Birds of Nebraska: Newspaper Accounts, 1854-1923

Editor. May 21, 1916. Speaking About Birds. Omaha Sunday World-Herald 51(34): 4-E. Reprint of editorial on bird editorials in World-Herald.

Speaking About Birds.

(York Democrat.)

If you are a bird lover you are losing something if you are not reading the "bird editorials" that appear from time to time in the Omaha World-Herald. Much as we like to read the political editorials appearing in that staunch democratic daily and much as we like to read and secure information from the editorial discussions carried on in that great family newspaper, we confess that it is a pleasant change to now and then read about the feathered friends. Whoever it is that writes those bird editorials is a lover of God's great out-of-doors. He has a big heart.

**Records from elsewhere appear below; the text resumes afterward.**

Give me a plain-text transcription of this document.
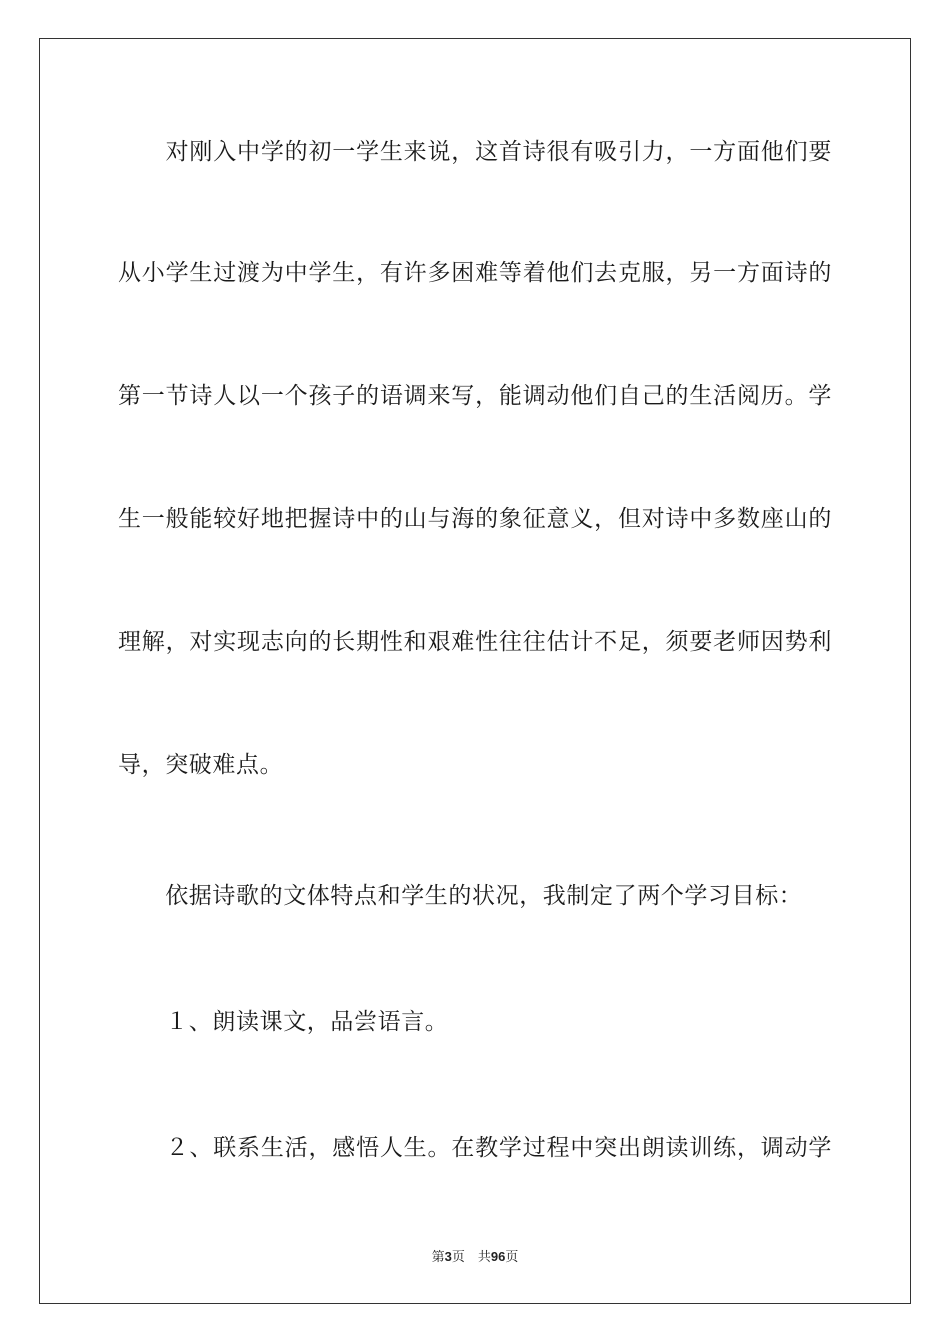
　　对刚入中学的初一学生来说，这首诗很有吸引力，一方面他们要
从小学生过渡为中学生，有许多困难等着他们去克服，另一方面诗的
第一节诗人以一个孩子的语调来写，能调动他们自己的生活阅历。学
生一般能较好地把握诗中的山与海的象征意义，但对诗中多数座山的
理解，对实现志向的长期性和艰难性往往估计不足，须要老师因势利
导，突破难点。
　　依据诗歌的文体特点和学生的状况，我制定了两个学习目标：
　　１、朗读课文，品尝语言。
　　２、联系生活，感悟人生。在教学过程中突出朗读训练，调动学
第3页　共96页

He can get more genuine satisfaction out of watching the birds and listening to their songs than any sportsman ever got out of shooting them. His remarkable knowledge of the feathered tribe was not secured from books alone. It was secured through close observation, inspired by a genuine love for them. He writes intimately and in terms easily understood. Reading after him is the next best thing to lying in the thickets and catching sight of the robins, the red-birds, the woodpeckers, the flickers, and all the numerous tribes of feathered friends, the next best thing to their songs and their conversation.

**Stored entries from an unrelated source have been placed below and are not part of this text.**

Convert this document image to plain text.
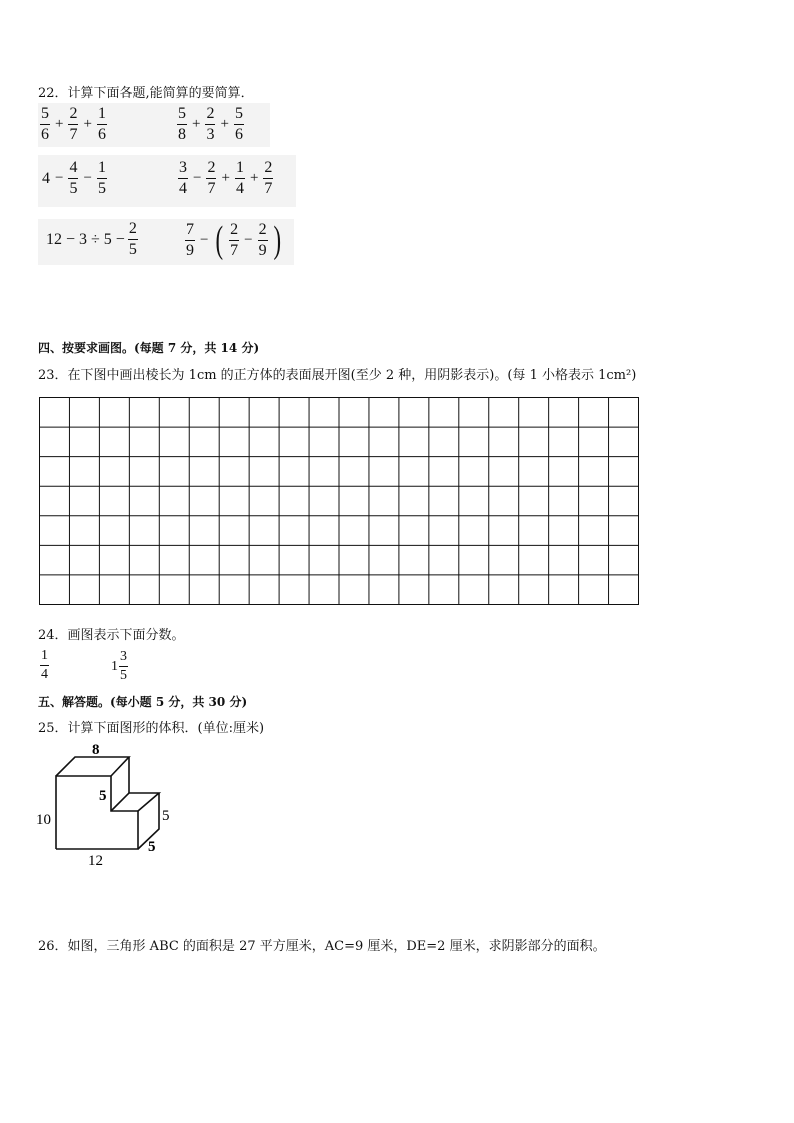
22．计算下面各题,能简算的要简算．
$\frac{5}{6} + \frac{2}{7} + \frac{1}{6}$	$\frac{5}{8} + \frac{2}{3} + \frac{5}{6}$
$4 - \frac{4}{5} - \frac{1}{5}$	$\frac{3}{4} - \frac{2}{7} + \frac{1}{4} + \frac{2}{7}$
$12 - 3 \div 5 - \frac{2}{5}$	$\frac{7}{9}$ − ( $\frac{2}{7} - \frac{2}{9}$ )
四、按要求画图。(每题 7 分，共 14 分)
23．在下图中画出棱长为 1cm 的正方体的表面展开图(至少 2 种，用阴影表示)。(每 1 小格表示 1cm²)
24．画图表示下面分数。
$\frac{1}{4}$	$1 \frac{3}{5}$
五、解答题。(每小题 5 分，共 30 分)
25．计算下面图形的体积．(单位:厘米)
8
10
12
5
5
5
26．如图，三角形 ABC 的面积是 27 平方厘米，AC=9 厘米，DE=2 厘米，求阴影部分的面积。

We do not know enough about the birds. We have failed to realize what staunch friends they are to man. We need to study them more, and to throw greater protection about them. It may be impudent on our part to offer advice to those skilled in pedagogy, but we are prepared to accept rebuke. Hence we would advise the teachers in the public schools of Nebraska to read the bird editorials in the Omaha World-Herald, and then read them aloud to the pupils.